On Wed, 11 Aug 2004 19:18:18 -0700 (PDT)
Linus Torvalds <torvalds@osdl.org> wrote:

> I really do believe (but can't back it up with any real numbers) that we 
> want to try to keep pages in cache as long as possible. That means keeping 
> the pages close to the last CPU that used them, btw.
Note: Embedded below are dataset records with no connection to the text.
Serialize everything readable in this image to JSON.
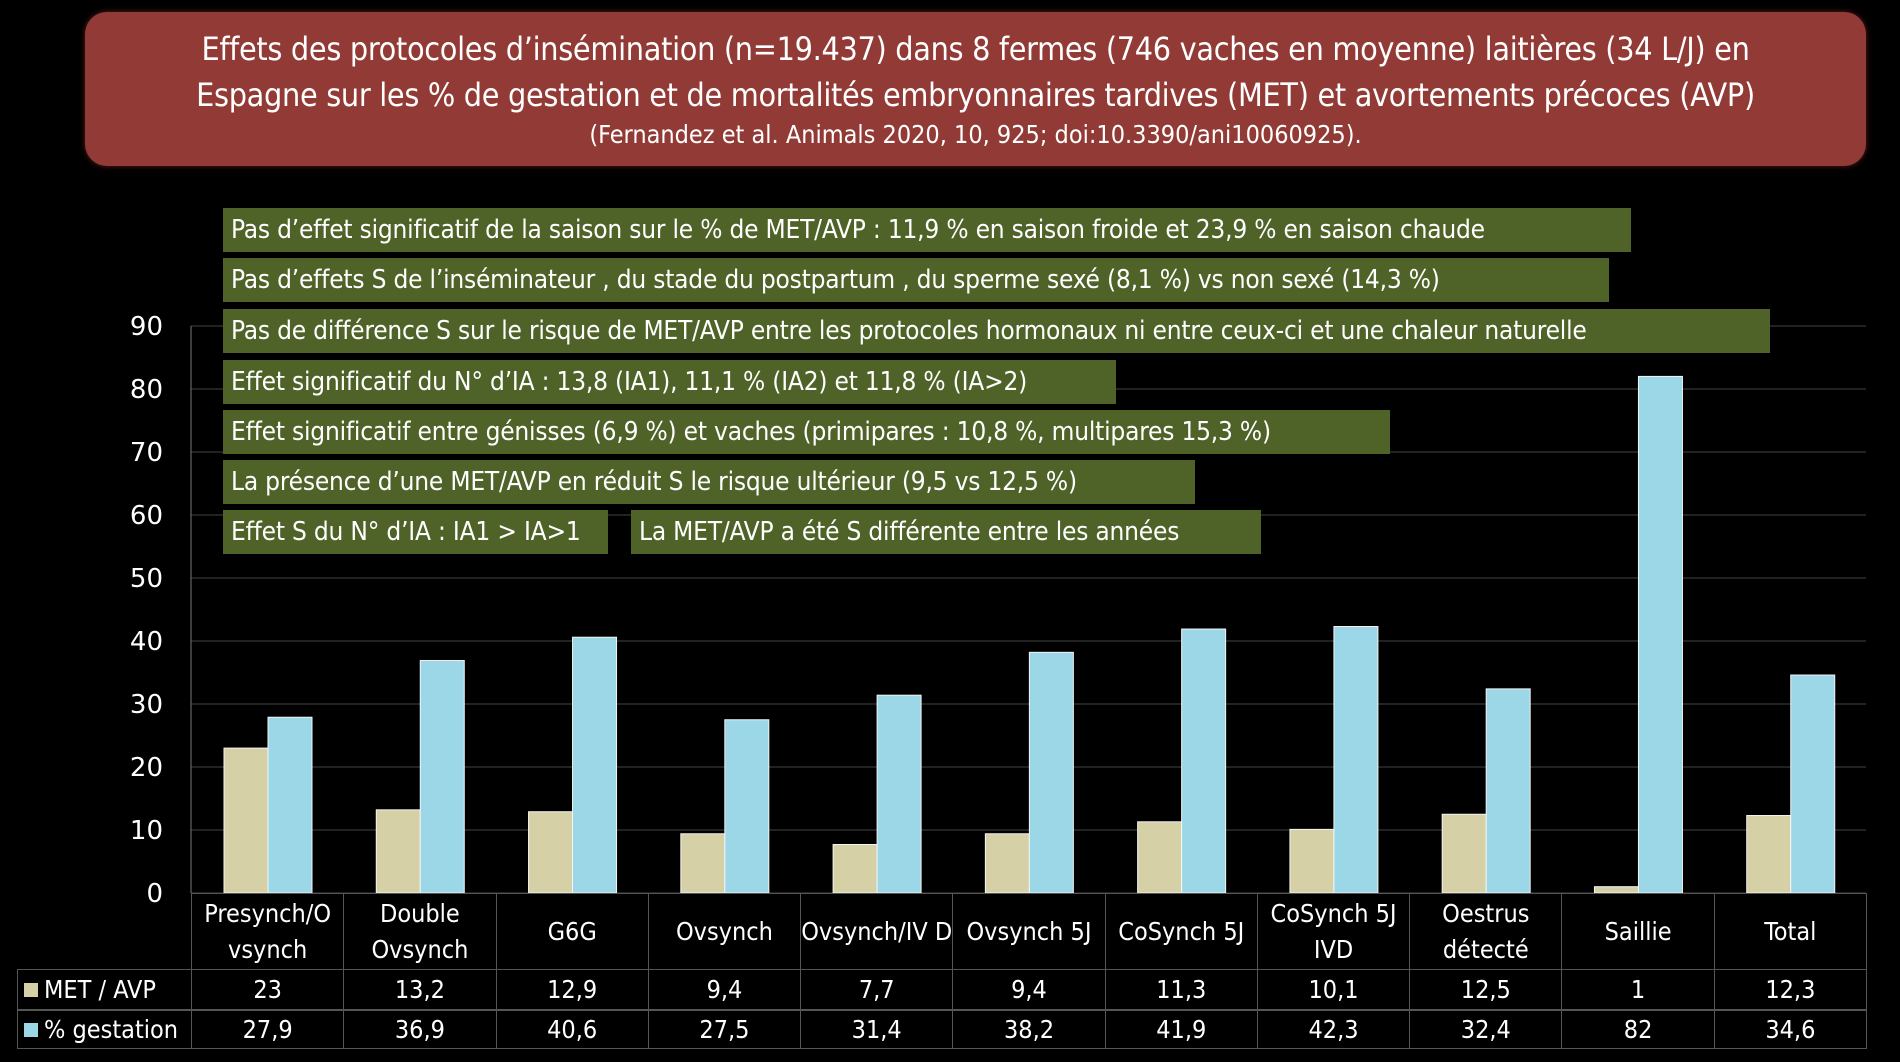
{
  "title": {
    "line1": "Effets des protocoles d’insémination (n=19.437) dans 8 fermes (746 vaches en moyenne) laitières (34 L/J) en",
    "line2": "Espagne sur les % de gestation et de mortalités embryonnaires tardives (MET) et avortements précoces (AVP)",
    "reference": "(Fernandez et al. Animals 2020, 10, 925; doi:10.3390/ani10060925)."
  },
  "notes": [
    "Pas d’effet significatif de la saison sur le % de MET/AVP : 11,9 % en saison froide et 23,9 % en saison chaude",
    "Pas d’effets S de l’inséminateur , du stade du postpartum , du sperme sexé  (8,1 %) vs non sexé (14,3 %)",
    "Pas de différence S sur le risque de MET/AVP entre les protocoles hormonaux ni entre  ceux-ci et une chaleur naturelle",
    "Effet significatif du N° d’IA : 13,8 (IA1), 11,1 % (IA2) et 11,8 % (IA>2)",
    "Effet significatif entre génisses (6,9 %) et vaches (primipares : 10,8 %, multipares 15,3 %)",
    "La présence d’une MET/AVP en réduit  S le risque ultérieur  (9,5 vs 12,5 %)",
    "Effet S du N° d’IA : IA1 > IA>1",
    "La MET/AVP a été S différente entre les années"
  ],
  "chart_data": {
    "type": "bar",
    "categories": [
      "Presynch/O vsynch",
      "Double Ovsynch",
      "G6G",
      "Ovsynch",
      "Ovsynch/IV D",
      "Ovsynch 5J",
      "CoSynch 5J",
      "CoSynch 5J IVD",
      "Oestrus détecté",
      "Saillie",
      "Total"
    ],
    "series": [
      {
        "name": "MET / AVP",
        "color": "#d6d0a6",
        "values": [
          23,
          13.2,
          12.9,
          9.4,
          7.7,
          9.4,
          11.3,
          10.1,
          12.5,
          1,
          12.3
        ],
        "labels": [
          "23",
          "13,2",
          "12,9",
          "9,4",
          "7,7",
          "9,4",
          "11,3",
          "10,1",
          "12,5",
          "1",
          "12,3"
        ]
      },
      {
        "name": "% gestation",
        "color": "#9bd7e6",
        "values": [
          27.9,
          36.9,
          40.6,
          27.5,
          31.4,
          38.2,
          41.9,
          42.3,
          32.4,
          82,
          34.6
        ],
        "labels": [
          "27,9",
          "36,9",
          "40,6",
          "27,5",
          "31,4",
          "38,2",
          "41,9",
          "42,3",
          "32,4",
          "82",
          "34,6"
        ]
      }
    ],
    "ylim": [
      0,
      90
    ],
    "yticks": [
      "0",
      "10",
      "20",
      "30",
      "40",
      "50",
      "60",
      "70",
      "80",
      "90"
    ],
    "grid": true,
    "legend": "data-table"
  }
}
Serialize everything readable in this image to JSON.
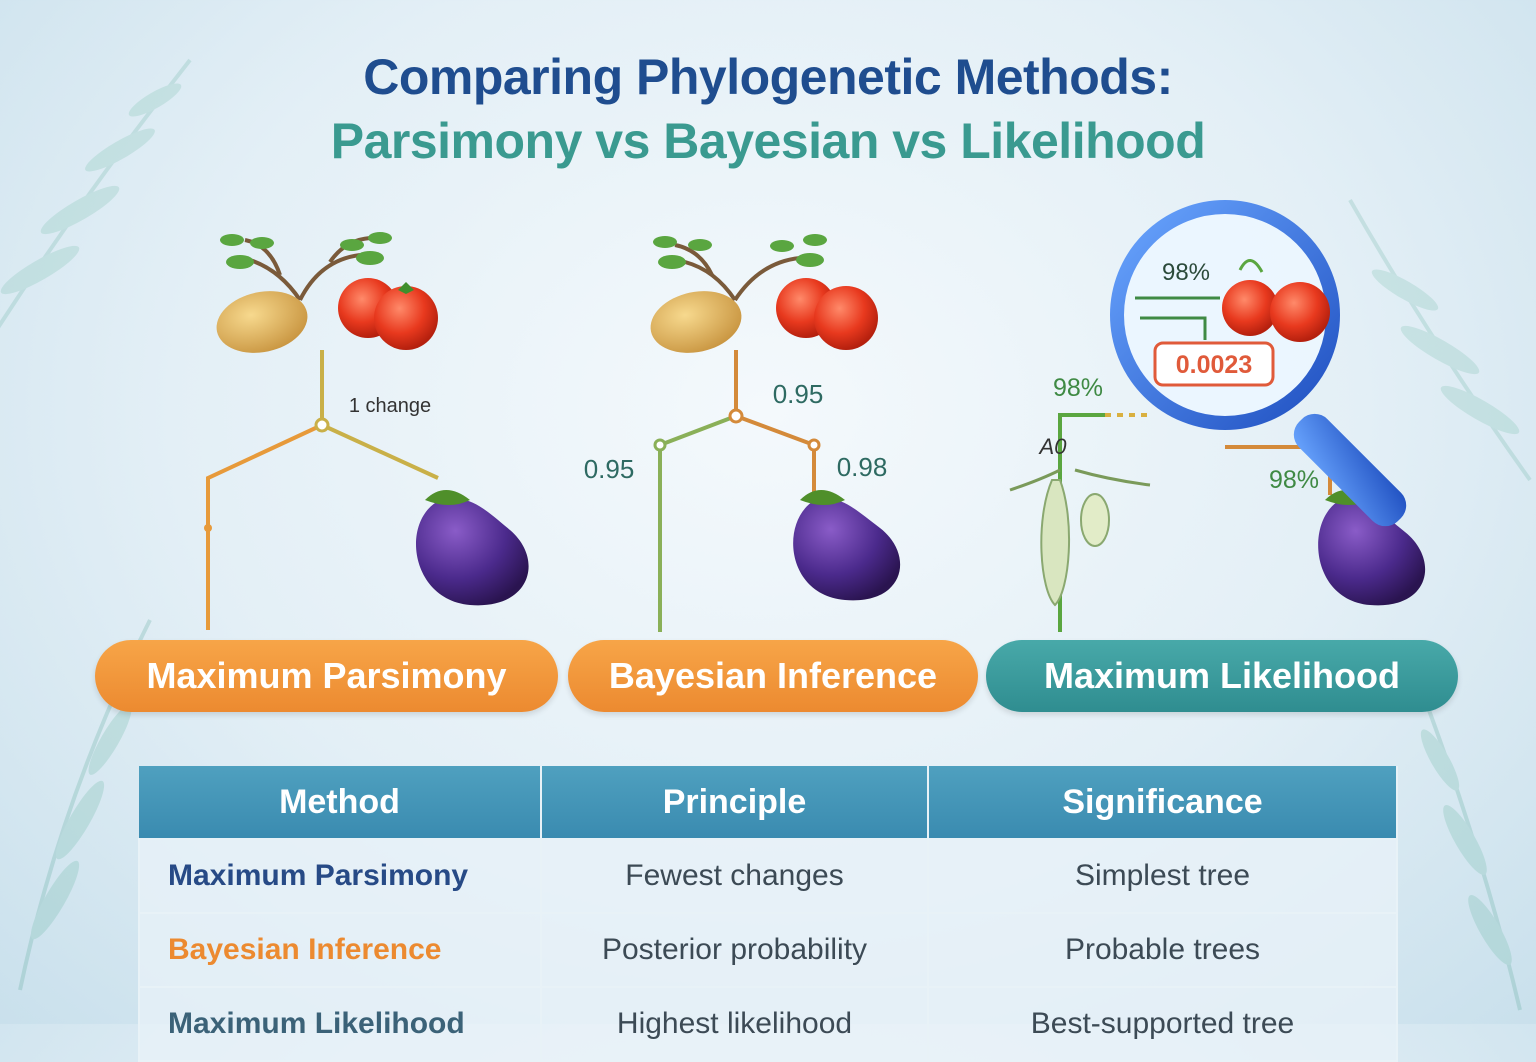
{
  "title": {
    "line1": "Comparing Phylogenetic Methods:",
    "line2": "Parsimony vs Bayesian vs Likelihood"
  },
  "panels": {
    "parsimony": {
      "label": "Maximum Parsimony",
      "change_label": "1 change"
    },
    "bayesian": {
      "label": "Bayesian Inference",
      "root": "0.95",
      "left": "0.95",
      "right": "0.98"
    },
    "likelihood": {
      "label": "Maximum Likelihood",
      "lens_percent": "98%",
      "likelihood_value": "0.0023",
      "left_percent": "98%",
      "right_percent": "98%",
      "node_mark": "A0"
    }
  },
  "table": {
    "headers": [
      "Method",
      "Principle",
      "Significance"
    ],
    "rows": [
      {
        "method": "Maximum Parsimony",
        "principle": "Fewest changes",
        "significance": "Simplest tree"
      },
      {
        "method": "Bayesian Inference",
        "principle": "Posterior probability",
        "significance": "Probable trees"
      },
      {
        "method": "Maximum Likelihood",
        "principle": "Highest likelihood",
        "significance": "Best-supported tree"
      }
    ]
  },
  "colors": {
    "orange": "#ec8a30",
    "teal": "#2f8d90",
    "navy": "#1f4d8f",
    "green_text": "#3a9a90"
  },
  "icons": [
    "potato-icon",
    "tomato-icon",
    "eggplant-icon",
    "plant-sprig-icon",
    "magnifier-icon",
    "fern-leaf-icon"
  ]
}
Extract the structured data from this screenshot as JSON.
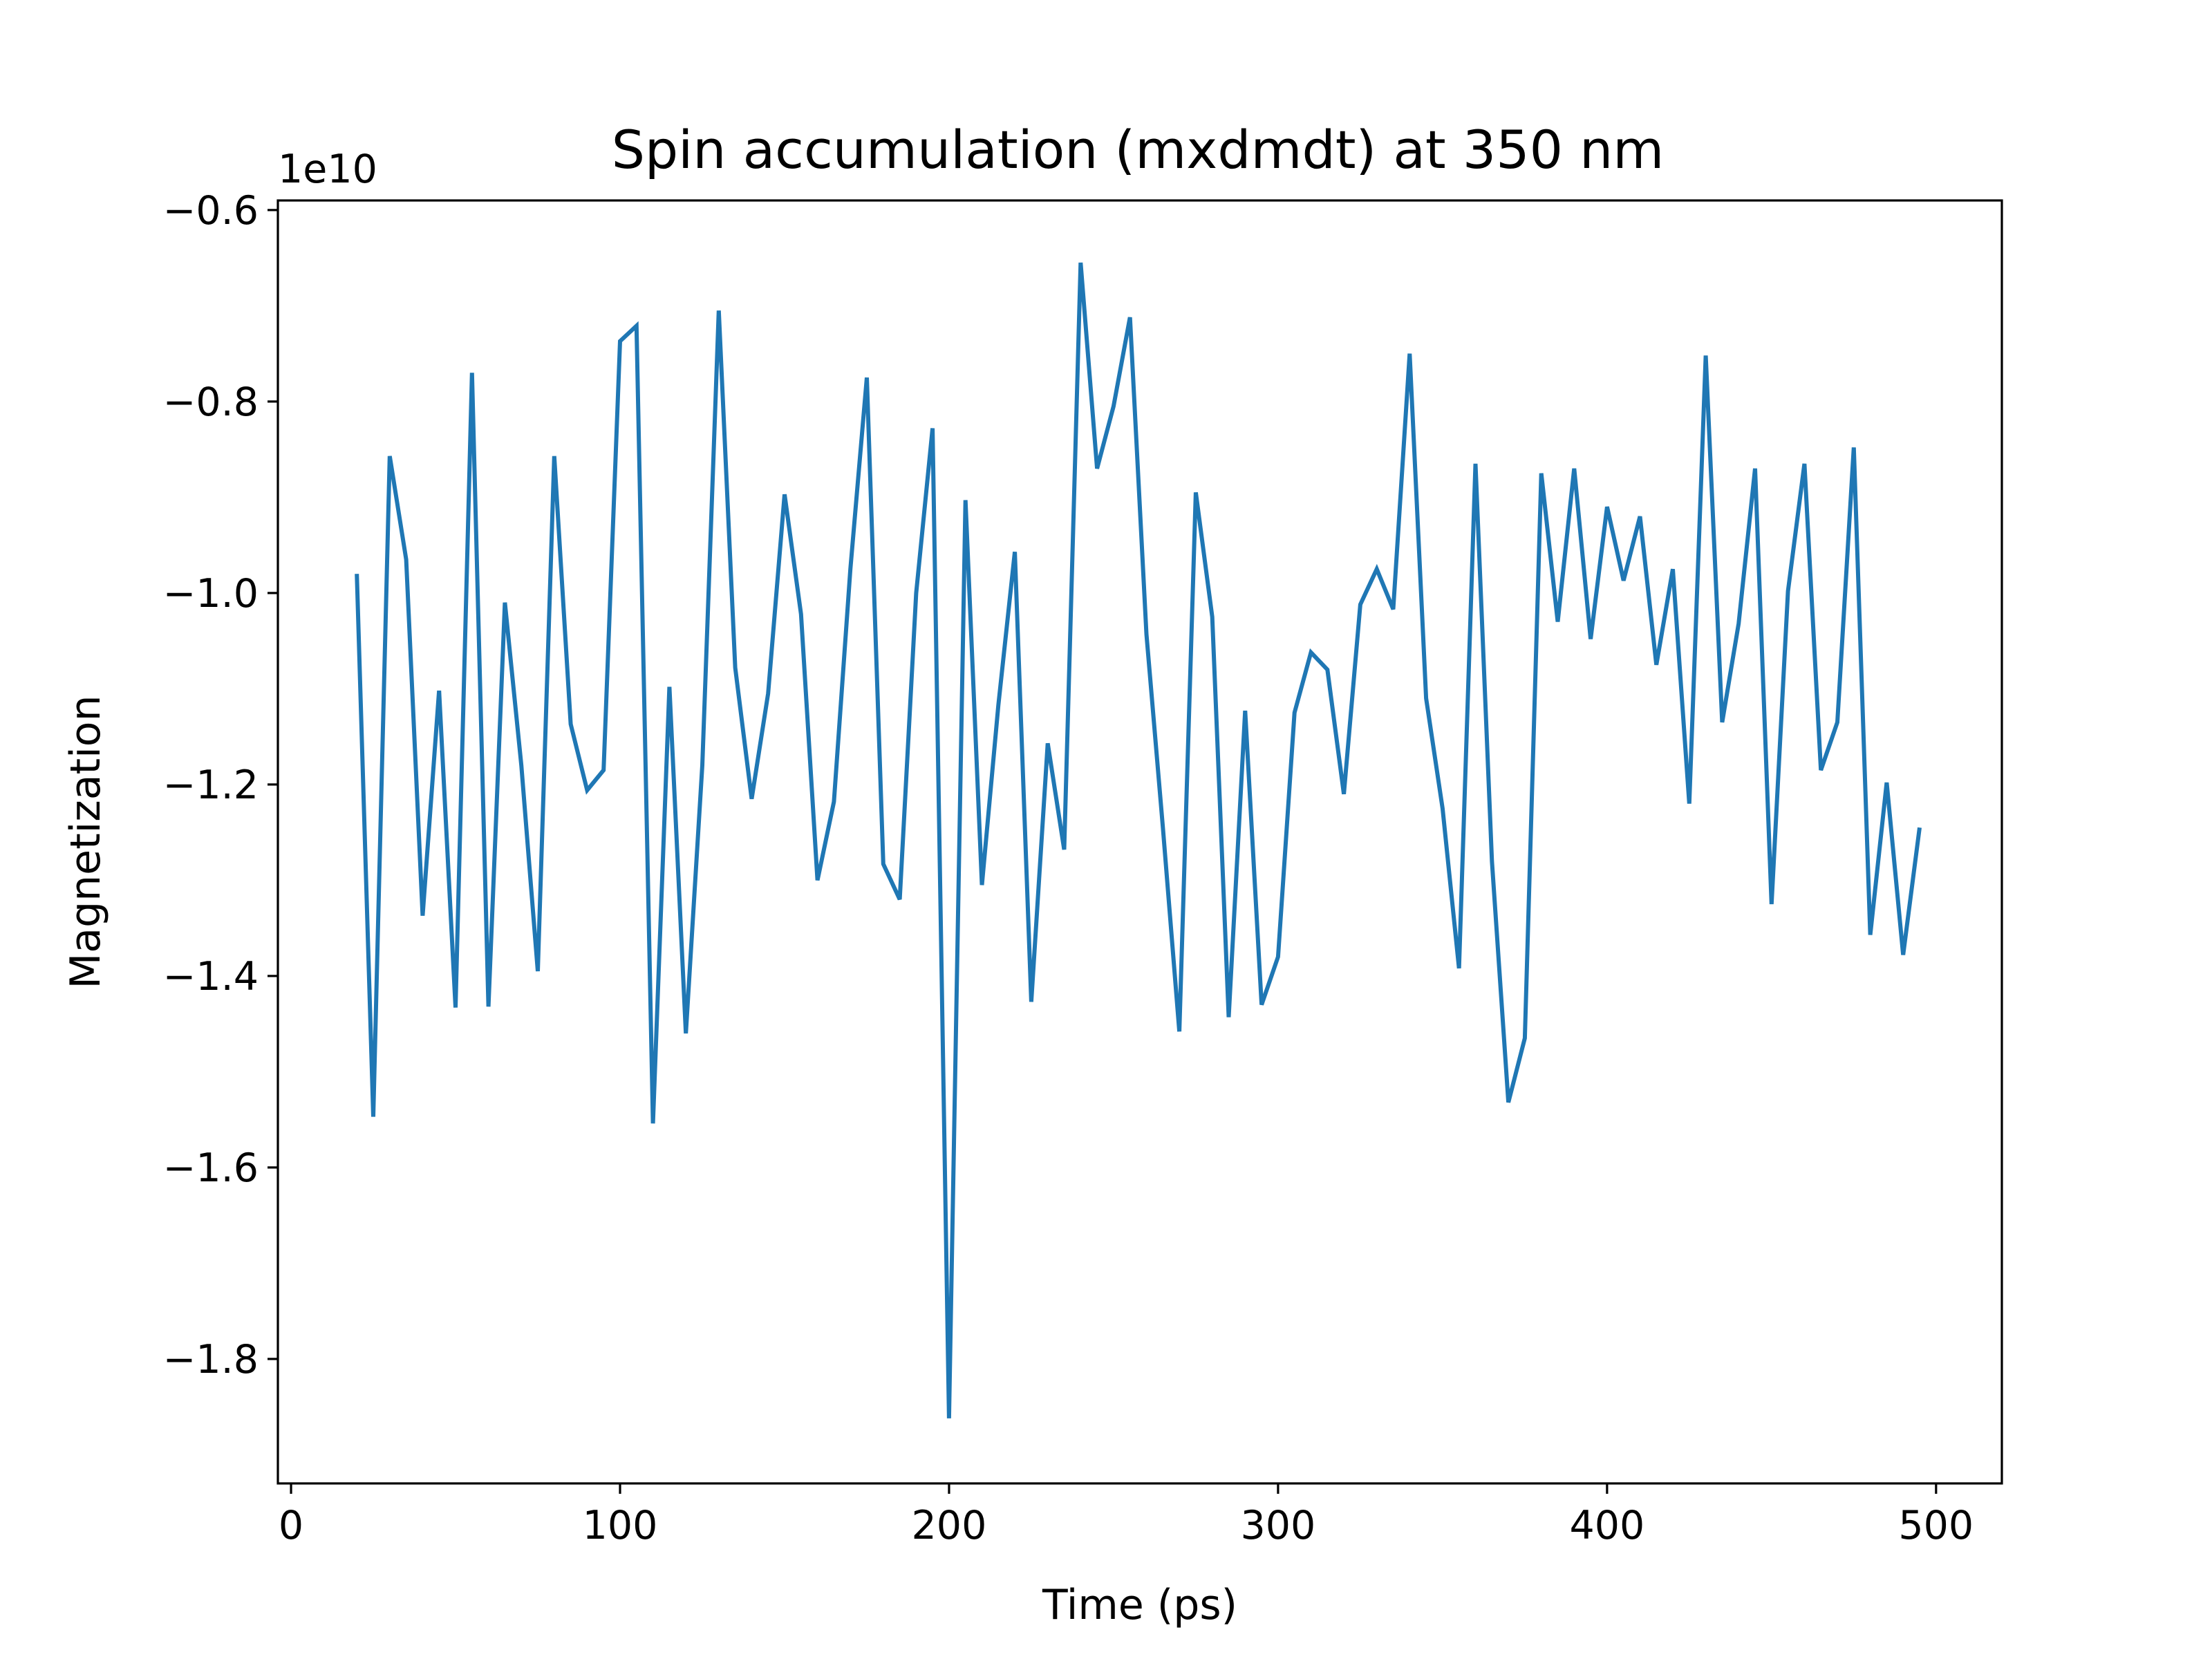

This reminded me of something.

One place where things fall apart is for situations like a fork+exit
benchmark such as lmbench's "lat_proc fork".  Here is what happens:

	CPU	1		CPU	2

parent:	alloc local cpu pagetable
parent:	init child page table
parent:	wait on child
child:				tlb miss, ref page tables
child:				exit_mmap
child:				free page tables to local cpu

It is exactly the most sub-optimal sequence of page table
usage possible.  CPU 1's cache empties constantly, while
CPU 2's grows constantly.  CPU 2 goes over it's limit
and starts feeding excess page table per-cpu cache pages
into the generic page pool (and actually in 2.6.x into
the per cpu hot/cold page lists).

Meanwhile CPU 1 is constantly going to the page allocator
for page table pages since the per-cpu pgtable cache is empty.

It's amusing, and just wanted to bring it up to light while
we're discussing things of this nature.